A data-driven mobile app to help break the cycle of domestic violence.

Women's Health Research at Yale
Image: Pixabay

An estimate suggests, almost 50% of women in United State experience Intimate partner violence (IPV). It describes physical, sexual, or psychological harm by a current or former partner or spouse which affects 15 million children and adolescents.

Both victims and their children have witnessed it suffer increased poor physical and mental health, high-risk behaviors.

Having concern over this serious public issue, Dr. Trace Kershaw at the Yale University reported, planning to develop a data-driven behavioral intervention using a mobile app. He believes that the mobile app will improve decision-making for mothers and daughters exposed to violence in the home. It will also reduce high-risk behaviors and future intimate partner violence.

Women's Health Research at Yale
Dr. Trace Kershaw is developing a data-driven mobile app to help break the cycle of domestic violence.

Dr. Kershaw said, “Female adolescents affected by violence in their homes. They are particularly vulnerable to unwittingly accepting a negative cycle that can have widespread influence on the health and well-being of women across generations. We are focusing on mothers and daughters because it is essential to end this cycle.”

The app will involve interactive video graphics novellas in which participants can choose a character like themselves, make behavioral choices that lead to positive or negative consequences, and then learn from the choices they make.

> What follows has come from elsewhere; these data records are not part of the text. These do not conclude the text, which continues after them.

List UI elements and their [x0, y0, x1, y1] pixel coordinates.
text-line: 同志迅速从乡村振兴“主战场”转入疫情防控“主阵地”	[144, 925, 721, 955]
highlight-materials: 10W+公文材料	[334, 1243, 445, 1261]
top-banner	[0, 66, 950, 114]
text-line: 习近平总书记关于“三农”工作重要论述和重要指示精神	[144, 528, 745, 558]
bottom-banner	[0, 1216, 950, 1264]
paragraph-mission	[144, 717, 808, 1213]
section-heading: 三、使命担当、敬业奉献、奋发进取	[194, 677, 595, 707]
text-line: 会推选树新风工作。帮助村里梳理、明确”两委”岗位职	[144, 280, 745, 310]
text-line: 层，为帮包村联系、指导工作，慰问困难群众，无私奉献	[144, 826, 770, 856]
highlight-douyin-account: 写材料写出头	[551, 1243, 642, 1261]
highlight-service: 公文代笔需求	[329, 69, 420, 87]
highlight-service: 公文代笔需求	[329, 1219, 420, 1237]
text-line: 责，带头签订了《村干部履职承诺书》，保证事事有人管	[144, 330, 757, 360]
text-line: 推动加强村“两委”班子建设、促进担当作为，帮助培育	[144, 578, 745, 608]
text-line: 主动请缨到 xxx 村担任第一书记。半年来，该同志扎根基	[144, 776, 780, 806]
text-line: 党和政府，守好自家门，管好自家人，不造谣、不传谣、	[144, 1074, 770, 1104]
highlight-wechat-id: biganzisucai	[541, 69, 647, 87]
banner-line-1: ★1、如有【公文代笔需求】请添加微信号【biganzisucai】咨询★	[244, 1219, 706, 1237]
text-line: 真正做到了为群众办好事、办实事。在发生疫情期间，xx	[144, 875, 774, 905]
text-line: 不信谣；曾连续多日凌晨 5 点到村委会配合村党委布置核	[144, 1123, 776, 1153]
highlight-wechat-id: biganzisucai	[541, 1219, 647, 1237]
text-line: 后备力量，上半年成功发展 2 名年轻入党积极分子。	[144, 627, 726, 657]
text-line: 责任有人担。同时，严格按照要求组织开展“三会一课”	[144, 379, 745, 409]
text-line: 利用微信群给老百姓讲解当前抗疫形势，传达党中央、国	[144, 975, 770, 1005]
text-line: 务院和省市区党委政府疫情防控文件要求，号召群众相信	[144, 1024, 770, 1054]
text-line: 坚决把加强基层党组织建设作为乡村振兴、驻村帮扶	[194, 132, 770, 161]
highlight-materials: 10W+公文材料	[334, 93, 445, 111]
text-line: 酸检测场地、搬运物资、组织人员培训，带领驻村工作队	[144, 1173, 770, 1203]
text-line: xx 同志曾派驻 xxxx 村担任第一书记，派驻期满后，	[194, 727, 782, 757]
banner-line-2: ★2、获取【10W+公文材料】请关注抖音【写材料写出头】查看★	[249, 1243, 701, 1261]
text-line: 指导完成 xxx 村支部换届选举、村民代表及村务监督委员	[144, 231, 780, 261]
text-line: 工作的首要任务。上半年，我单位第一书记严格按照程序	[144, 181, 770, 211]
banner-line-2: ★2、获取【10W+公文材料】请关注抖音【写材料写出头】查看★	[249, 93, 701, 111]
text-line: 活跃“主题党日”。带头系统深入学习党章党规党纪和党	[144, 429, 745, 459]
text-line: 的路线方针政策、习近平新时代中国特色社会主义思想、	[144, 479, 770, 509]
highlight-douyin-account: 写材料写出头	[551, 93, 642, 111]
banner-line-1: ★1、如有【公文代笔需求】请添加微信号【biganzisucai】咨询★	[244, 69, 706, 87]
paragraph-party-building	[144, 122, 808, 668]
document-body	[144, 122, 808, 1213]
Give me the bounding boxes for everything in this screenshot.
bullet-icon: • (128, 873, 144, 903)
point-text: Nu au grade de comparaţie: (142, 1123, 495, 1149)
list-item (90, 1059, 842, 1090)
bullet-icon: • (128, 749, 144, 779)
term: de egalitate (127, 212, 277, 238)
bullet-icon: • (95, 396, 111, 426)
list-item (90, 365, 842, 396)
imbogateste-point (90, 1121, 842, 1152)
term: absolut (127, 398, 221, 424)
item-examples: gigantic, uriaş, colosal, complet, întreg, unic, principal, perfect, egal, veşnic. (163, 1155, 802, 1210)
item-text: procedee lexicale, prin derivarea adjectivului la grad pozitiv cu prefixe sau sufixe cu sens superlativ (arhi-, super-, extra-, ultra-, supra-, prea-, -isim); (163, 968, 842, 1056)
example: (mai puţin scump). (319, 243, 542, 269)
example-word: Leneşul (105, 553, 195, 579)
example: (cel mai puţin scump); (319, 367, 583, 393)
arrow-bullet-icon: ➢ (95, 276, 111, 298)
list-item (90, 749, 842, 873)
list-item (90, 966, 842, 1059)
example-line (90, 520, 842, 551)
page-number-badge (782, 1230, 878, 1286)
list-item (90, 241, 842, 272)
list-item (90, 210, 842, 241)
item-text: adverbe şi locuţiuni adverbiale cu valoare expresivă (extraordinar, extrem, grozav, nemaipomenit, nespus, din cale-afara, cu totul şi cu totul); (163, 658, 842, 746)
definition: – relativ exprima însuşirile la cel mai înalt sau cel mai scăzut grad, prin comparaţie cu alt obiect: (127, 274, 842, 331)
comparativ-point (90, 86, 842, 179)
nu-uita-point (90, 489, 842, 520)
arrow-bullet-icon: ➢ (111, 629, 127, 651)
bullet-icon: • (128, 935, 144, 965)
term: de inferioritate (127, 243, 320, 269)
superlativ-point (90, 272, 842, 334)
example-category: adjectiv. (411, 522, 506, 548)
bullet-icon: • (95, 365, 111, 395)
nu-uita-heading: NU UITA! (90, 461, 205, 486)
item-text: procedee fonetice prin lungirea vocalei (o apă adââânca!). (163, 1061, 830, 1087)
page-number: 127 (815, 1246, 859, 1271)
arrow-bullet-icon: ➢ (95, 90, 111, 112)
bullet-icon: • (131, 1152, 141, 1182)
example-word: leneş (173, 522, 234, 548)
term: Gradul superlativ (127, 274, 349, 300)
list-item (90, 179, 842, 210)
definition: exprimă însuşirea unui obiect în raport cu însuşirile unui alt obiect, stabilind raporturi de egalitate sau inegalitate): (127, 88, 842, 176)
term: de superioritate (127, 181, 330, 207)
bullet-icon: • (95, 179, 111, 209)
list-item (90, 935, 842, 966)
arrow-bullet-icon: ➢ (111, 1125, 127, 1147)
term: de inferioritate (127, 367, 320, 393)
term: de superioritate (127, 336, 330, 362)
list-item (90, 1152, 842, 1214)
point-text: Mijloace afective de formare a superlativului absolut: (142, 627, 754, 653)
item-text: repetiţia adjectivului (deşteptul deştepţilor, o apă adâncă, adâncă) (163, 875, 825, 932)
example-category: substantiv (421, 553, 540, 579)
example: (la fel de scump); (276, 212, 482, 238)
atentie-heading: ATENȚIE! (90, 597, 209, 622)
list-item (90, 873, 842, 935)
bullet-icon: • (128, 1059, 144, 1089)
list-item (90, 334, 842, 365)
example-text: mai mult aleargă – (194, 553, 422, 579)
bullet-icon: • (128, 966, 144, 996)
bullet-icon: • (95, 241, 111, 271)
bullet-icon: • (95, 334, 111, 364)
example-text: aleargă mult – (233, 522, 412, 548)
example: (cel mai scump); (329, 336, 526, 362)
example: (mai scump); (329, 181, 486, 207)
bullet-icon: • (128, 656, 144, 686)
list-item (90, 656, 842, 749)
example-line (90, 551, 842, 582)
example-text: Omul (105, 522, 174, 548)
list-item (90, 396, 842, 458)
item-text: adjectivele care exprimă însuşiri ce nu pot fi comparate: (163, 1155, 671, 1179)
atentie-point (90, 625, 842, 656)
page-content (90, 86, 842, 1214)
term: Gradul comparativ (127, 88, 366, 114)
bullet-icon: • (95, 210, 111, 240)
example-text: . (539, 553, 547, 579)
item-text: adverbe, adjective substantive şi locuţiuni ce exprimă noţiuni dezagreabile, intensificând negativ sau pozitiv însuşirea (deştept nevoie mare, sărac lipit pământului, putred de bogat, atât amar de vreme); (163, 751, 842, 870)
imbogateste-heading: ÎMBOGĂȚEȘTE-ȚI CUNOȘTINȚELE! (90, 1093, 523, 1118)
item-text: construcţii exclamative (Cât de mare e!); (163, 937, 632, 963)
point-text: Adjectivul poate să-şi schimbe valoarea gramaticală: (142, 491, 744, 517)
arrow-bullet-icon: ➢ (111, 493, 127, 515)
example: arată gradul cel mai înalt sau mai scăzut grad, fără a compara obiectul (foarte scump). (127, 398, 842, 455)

Postdoctoral student Tiara Willie said, “Our approach to developing the app recognizes that IPV does not occur in isolation, that parent-child relationships are key to overcoming obstacles, and that technology easily disseminates the intervention, increasing its overall impact and reach for families.”

Using Graphic Novellas make it easy to understand complex health messages. Its interactivity helps personalize the experience and improve the participants’ comfort.

To develop the app, scientists will assemble a community advisory board composed of following terms: two experts in intimate partner violence research, two adolescents and two mothers who have been exposed to intimate partner violence, two social workers, a creative writing expert, and an expert in graphic novellas.

Scientists will then test the usability of the app with five pairs of mothers and daughters.

Kershaw said, “By working with mothers and daughters at the same time, we hope to strengthen their relationship and their ability to respond to the negative effects of violence. With new skills and confidence, both mothers and daughters will hopefully better avoid violence in future relationships.”